米誌「クリスチャニティー・トゥデイ」によると、子ども支援のキリッスト教NGO「コンパッション」(本部:米コロラド州)は20日、13万人に上る支援者らに、インドにおける活動が危機に瀕(ひん)していると報告した。
48年にわたりインドで活動しているコンパッションは、同国内に580人のスタッフを抱え、約14万5千人の子どもたちを支援している。インドの子どもたちへの人道支援に関わる拠出は、年間約5千万ドル(約57億1万円)に上る。
しかし、インド政府は2011年、海外から寄付を受ける非政府組織(NGO)を規制するため、外国寄付規制法(FCRA)を改正した。コンパッションや米高官らの働き掛けにもかかわらず、コンパッションはインド国外からの資金を受け取ることができなくなり、このままだと活動を停止せざるを得なくなる見込みだ。
コンパッションは支援者らに電子メールで、「(インドの)現地事務所に資金を供給できませんので、3月15日までにインドの現地事務所を正式に閉鎖する旨を、インドの現地スタッフに通知せざるを得ませんでした」と報告。「状況が変わらない場合、インドの子ども支援プログラムは60日以内に終了することになります」としている。
FCRAの改正は、汚職やマネーロンダリング(資金洗浄)の規制を目的に進められているが、コンパッションや他のキリスト教慈善団体に対する規制については、14年にナレンドラ・モディ首相が就任した後に支配力を増すヒンズー教国粋主義者らの影響があると、慈善運動家らは考えている。
コンパッションの主任弁護士であるスティーブン・オークリー氏は以前、米下院外交委員会で次のように語った。「私たちが今経験していることは、私たちを締め出すことを目的とした、高度なレベルで操作された、意図的かつ組織的な前例のない攻撃です」
迫害監視団体「オープン・ドアーズ」は現在、キリスト教徒であることが最も難しい国のリストの中で、インドを15位に位置付けており、「インドにいる約6400万人のキリスト教徒のうち約3900万人は、直接的な迫害を経験している」と述べている。
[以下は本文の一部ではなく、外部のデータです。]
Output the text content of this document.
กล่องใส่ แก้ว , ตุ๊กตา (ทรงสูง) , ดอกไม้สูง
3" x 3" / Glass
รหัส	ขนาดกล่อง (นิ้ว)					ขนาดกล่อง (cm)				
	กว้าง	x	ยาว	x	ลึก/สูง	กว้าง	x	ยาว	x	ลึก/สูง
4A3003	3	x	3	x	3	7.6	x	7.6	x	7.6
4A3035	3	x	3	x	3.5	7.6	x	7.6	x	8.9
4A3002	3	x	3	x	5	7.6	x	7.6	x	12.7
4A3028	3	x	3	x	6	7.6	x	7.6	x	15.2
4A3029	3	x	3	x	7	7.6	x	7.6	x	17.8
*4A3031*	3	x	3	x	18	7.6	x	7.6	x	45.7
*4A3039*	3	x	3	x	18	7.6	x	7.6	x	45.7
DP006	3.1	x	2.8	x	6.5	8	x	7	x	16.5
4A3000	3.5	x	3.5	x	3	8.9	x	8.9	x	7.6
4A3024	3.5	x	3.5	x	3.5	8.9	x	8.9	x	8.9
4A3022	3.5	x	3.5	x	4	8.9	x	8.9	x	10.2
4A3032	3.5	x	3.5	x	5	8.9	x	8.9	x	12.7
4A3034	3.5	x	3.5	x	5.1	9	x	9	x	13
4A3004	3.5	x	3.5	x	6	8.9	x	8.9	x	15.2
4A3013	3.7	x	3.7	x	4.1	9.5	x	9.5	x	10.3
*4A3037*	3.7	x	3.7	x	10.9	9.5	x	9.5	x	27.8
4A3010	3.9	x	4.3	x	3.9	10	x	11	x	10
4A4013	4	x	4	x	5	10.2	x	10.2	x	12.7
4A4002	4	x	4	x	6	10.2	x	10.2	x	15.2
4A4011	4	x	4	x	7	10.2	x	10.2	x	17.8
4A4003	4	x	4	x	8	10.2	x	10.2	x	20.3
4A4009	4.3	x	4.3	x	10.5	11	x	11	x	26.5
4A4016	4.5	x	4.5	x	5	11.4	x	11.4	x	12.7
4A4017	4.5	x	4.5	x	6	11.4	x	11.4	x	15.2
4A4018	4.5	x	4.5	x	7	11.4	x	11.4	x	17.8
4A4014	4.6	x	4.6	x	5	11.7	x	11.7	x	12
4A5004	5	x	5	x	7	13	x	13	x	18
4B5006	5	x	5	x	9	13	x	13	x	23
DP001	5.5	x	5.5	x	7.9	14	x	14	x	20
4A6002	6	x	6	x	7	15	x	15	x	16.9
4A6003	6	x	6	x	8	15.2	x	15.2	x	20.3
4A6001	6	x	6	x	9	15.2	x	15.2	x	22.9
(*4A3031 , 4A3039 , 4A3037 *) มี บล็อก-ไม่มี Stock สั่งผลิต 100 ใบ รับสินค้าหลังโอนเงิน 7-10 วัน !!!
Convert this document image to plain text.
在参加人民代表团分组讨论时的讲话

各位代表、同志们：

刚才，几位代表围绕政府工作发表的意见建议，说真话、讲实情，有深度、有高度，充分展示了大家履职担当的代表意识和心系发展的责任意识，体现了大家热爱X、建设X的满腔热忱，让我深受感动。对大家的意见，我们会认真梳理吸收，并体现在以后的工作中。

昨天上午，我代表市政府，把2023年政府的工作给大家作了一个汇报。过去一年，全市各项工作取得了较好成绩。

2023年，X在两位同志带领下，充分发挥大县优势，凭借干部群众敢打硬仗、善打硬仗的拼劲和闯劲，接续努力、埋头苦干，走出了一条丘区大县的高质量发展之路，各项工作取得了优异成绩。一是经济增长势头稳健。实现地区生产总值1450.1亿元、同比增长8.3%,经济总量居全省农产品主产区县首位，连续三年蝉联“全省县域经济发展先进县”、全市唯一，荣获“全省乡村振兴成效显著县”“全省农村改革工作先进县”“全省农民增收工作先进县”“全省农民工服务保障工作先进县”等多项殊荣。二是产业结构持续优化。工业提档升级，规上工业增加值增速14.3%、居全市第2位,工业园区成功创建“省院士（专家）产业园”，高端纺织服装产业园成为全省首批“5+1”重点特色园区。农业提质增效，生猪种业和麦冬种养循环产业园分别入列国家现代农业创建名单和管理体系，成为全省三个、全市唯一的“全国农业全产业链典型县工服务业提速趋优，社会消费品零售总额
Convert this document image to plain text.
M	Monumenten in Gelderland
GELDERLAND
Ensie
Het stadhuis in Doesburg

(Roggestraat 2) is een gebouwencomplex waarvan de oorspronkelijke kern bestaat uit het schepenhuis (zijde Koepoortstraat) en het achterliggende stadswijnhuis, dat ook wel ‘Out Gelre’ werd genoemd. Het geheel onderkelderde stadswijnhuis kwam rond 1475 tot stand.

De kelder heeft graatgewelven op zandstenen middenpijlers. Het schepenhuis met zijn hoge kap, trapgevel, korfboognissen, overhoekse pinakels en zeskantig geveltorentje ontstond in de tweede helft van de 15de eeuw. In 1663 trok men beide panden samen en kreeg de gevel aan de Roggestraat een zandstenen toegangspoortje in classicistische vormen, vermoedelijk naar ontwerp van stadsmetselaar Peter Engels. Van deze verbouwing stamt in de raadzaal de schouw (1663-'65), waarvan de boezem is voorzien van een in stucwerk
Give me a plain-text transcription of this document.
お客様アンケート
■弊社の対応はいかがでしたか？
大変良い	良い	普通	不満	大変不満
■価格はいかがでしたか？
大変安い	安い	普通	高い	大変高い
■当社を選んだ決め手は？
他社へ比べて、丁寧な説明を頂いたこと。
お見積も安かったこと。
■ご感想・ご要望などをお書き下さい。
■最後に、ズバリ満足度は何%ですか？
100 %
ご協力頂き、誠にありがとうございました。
インドの状況に関するコンパッションの正式な声明は、今のところ発表されていない。
コンパッションによる支援が受けられなくなる子どもたちにも、希望はあるかもしれない。コンパッションの広報担当者であるベッカ・ビショップ氏は、「子どもたちはコンパッションによる支援を失うかもしれませんが、現地の諸教会からの支援を失ったわけではありません」とコメント。「現地教会が資金を持ってさえいれば、実現可能な奉仕がまだたくさんあるかもしれません」と語った。